Ujian Terbuka (UTER) Tahfidz Al- Qur’an SMP 2019/2020

Pada hari sabtu 30 Nopember 2019 SMP Ar-Rohmah Putra kembali menggelar Ujian Terbuka (UTER) Tahfidz Al- Qur’an yang diikuti oleh 72 santri. Ujian ini merupakan ujian terbuka akhir dari kegiatan uter yang dilakukan sebelumnya.

Dalam sambutan kepala kepesantrenan, Semoga kalian menjadi mujahid yang siap menjaga Al Quran kapanpun dan dimanapun kalian berada. Kalian harus selalu serius dalam belajar Al-Qur’an. Tidak ada kata selesai dalam belajar Al Quran. Belajar pelajaran apa saja, jangan pernah lupa untuk tetap belajar Al Quran.

Syaikh Yasir Abdulgader Bushara Musa yang ada didepan kalian dan akan menguji kalian hari ini. Beliau berasal dari Sudan datang ke Indonesia untuk belajar Ilmu Teknik, tetapi beliau juga seorang Hafidz Al-Qur’an. Oleh karenanya kedepan kalian belajar ilmu apa saja, Al-Qur’an harus tetap kalian pelajari, hafalkan dan diamalkan. Demikian tutur ust Muhdi dalam memberikan contoh kepada peserta ujian.

Dalam acara ujian terbuka tersebut dihadiri oleh perwakilah MUI Kabupaten Malang Dr. KH. M Nurul Khumaidi M. Ag. Kehadiran beliau dalam rangka memberikan sambutan sekaligus membuka acara tersebut. Dalam sambutannya pertama-tama beliau mengucapkan atas nama MUI Kab. Malang bangga dan terharu kepada anak-anak yang berjuang untuk menghafal Al-Quran dan diuji secara terbuka di depan penguji dan para orangtua.

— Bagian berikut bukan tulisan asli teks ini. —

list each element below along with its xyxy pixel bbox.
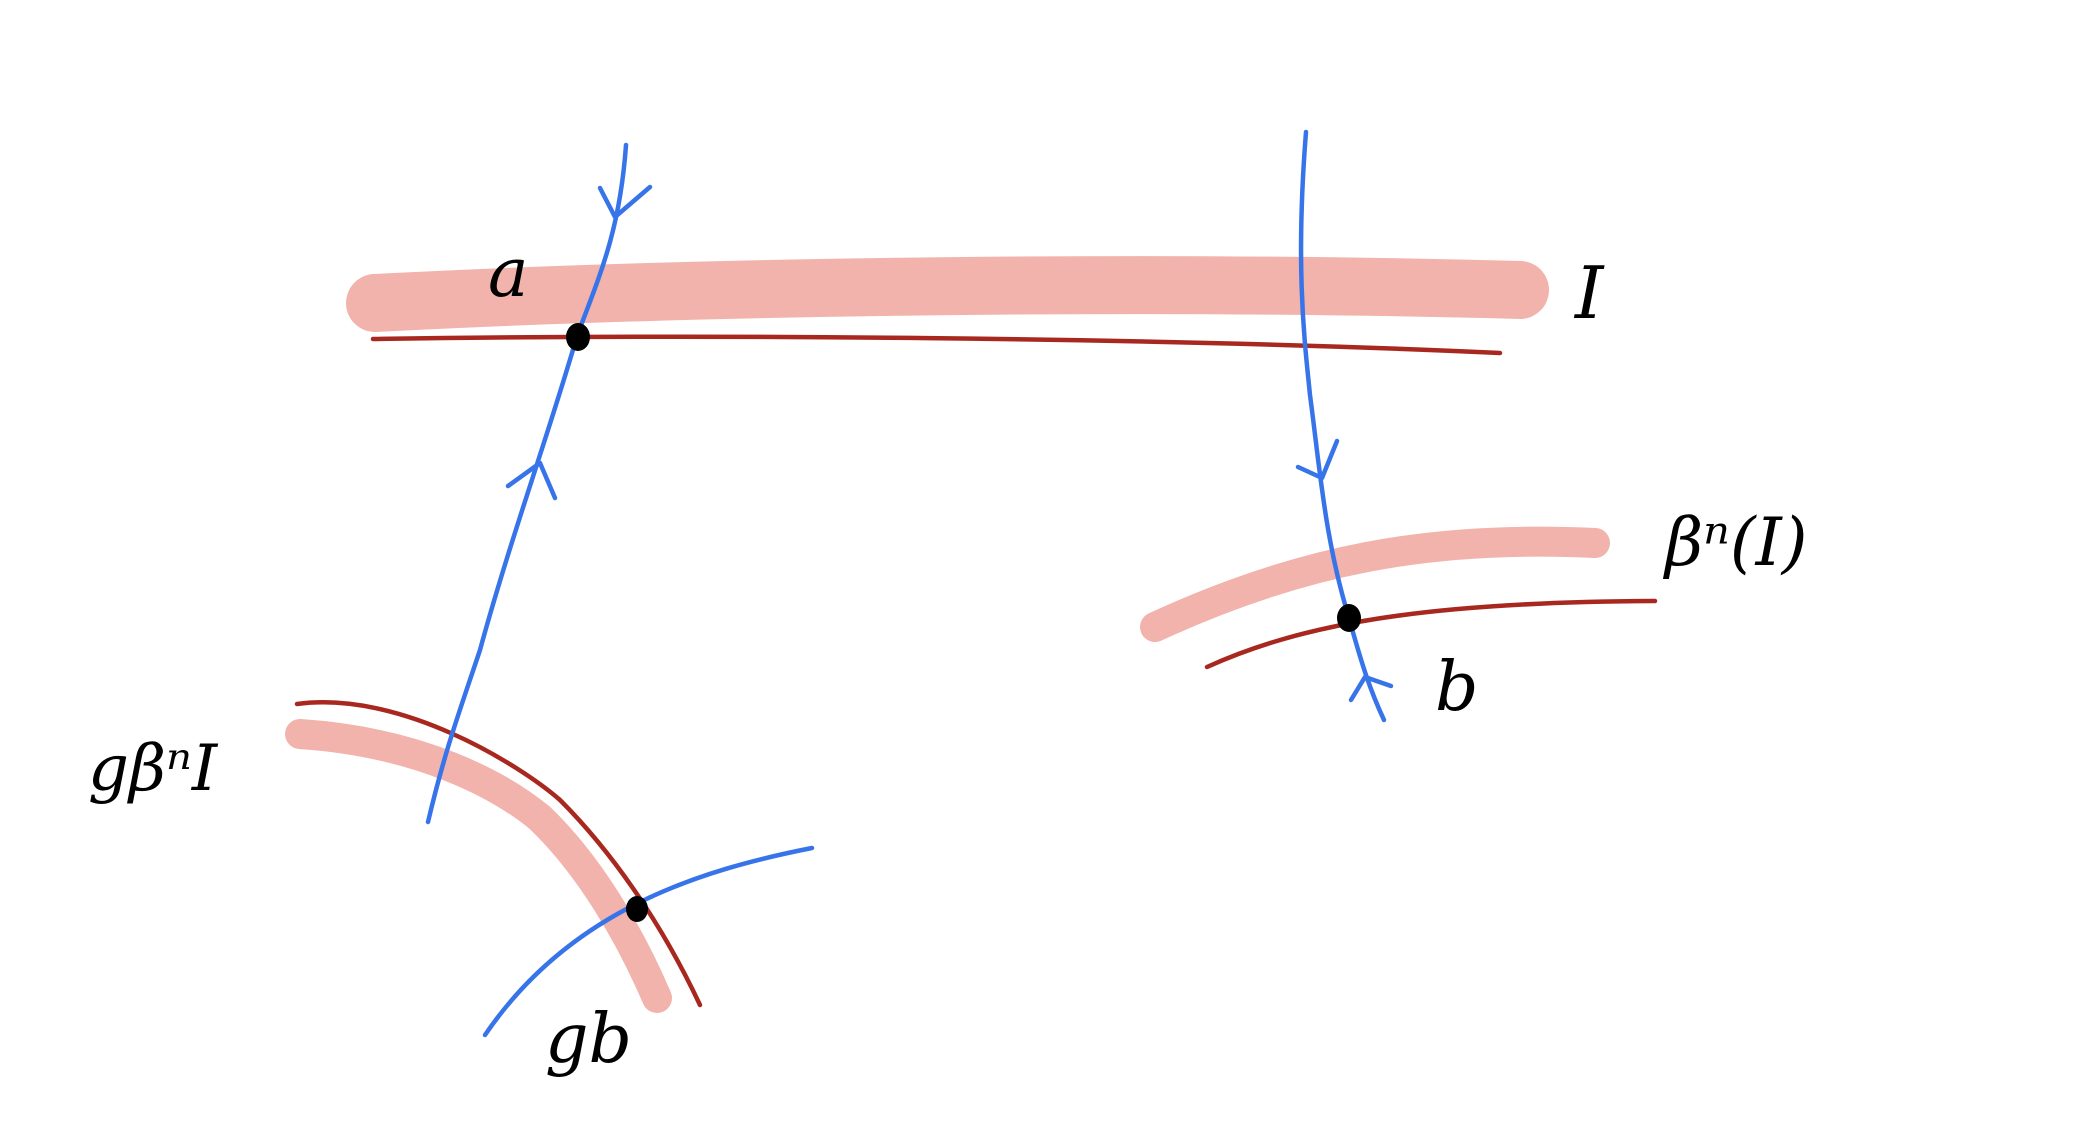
blue-axis-through-b (1298, 129, 1387, 723)
point-b (1337, 604, 1361, 632)
beta-n-I-curve (1204, 598, 1658, 670)
label-b: b (1435, 648, 1479, 727)
label-gb: gb (545, 1000, 632, 1079)
interval-I-curve (370, 334, 1503, 356)
blue-axis-through-a (425, 142, 629, 825)
point-gb (626, 896, 648, 922)
interval-I-highlight (346, 256, 1549, 332)
g-beta-n-I-highlight (285, 719, 672, 1013)
label-I: I (1573, 251, 1605, 335)
label-a: a (488, 234, 529, 313)
g-beta-n-I-curve (294, 700, 703, 1008)
label-g-beta-n-I: gβⁿI (88, 732, 219, 806)
arrow-up-icon (1348, 674, 1394, 703)
arrow-down-icon (597, 184, 653, 220)
arrow-down-icon (1295, 438, 1340, 481)
beta-n-I-highlight (1140, 526, 1610, 642)
point-a (566, 323, 590, 351)
label-beta-n-I: βⁿ(I) (1662, 504, 1807, 581)
arrow-up-icon (505, 460, 558, 501)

Mengingatkan perjuangan menjadi santri di Sampang, Madura. Bagaimana belajar materi umum serta menghafal Al-Quran kemudian di setorkan ke murobbi. Penghafal Al-Quran dijamin bersih pandangannya, hatinya, dan jiwanya. Demikian beliau bercerita pengalamannya ketika menjadi santri sekaligus memotivasi para peserta uter.

Santri Ar Rohmah harus unggul di segala hal, baik pelajaran umum maupun Al-Quran, karena sistem Pendidikannya yang integral (syamil). Jika ilmuwan muslim terdahulu menguasai materi umum dan Al-Quran seperti halnya Al Khwarizmi, Ibnu Sina, Ibnu Rusydi, Al Ghazali, dan lain sebagainya. Maka santri Ar Rohmah pun bisa dan ahli diberbagai bidang sehingga Pesantren Hidayatullah Malang akan melahirkan ilmuwan muslim yang kelak meneruskan para ilmuwan muslim di atas. Demikian harapan KH M Nurul Khumaidi sebelum membuka acara tersebut. Dalam rangkaian acara tersebut Syaikh Abdulgader As-Sudani menutup acara pembukaan uter dengan memimpin doa.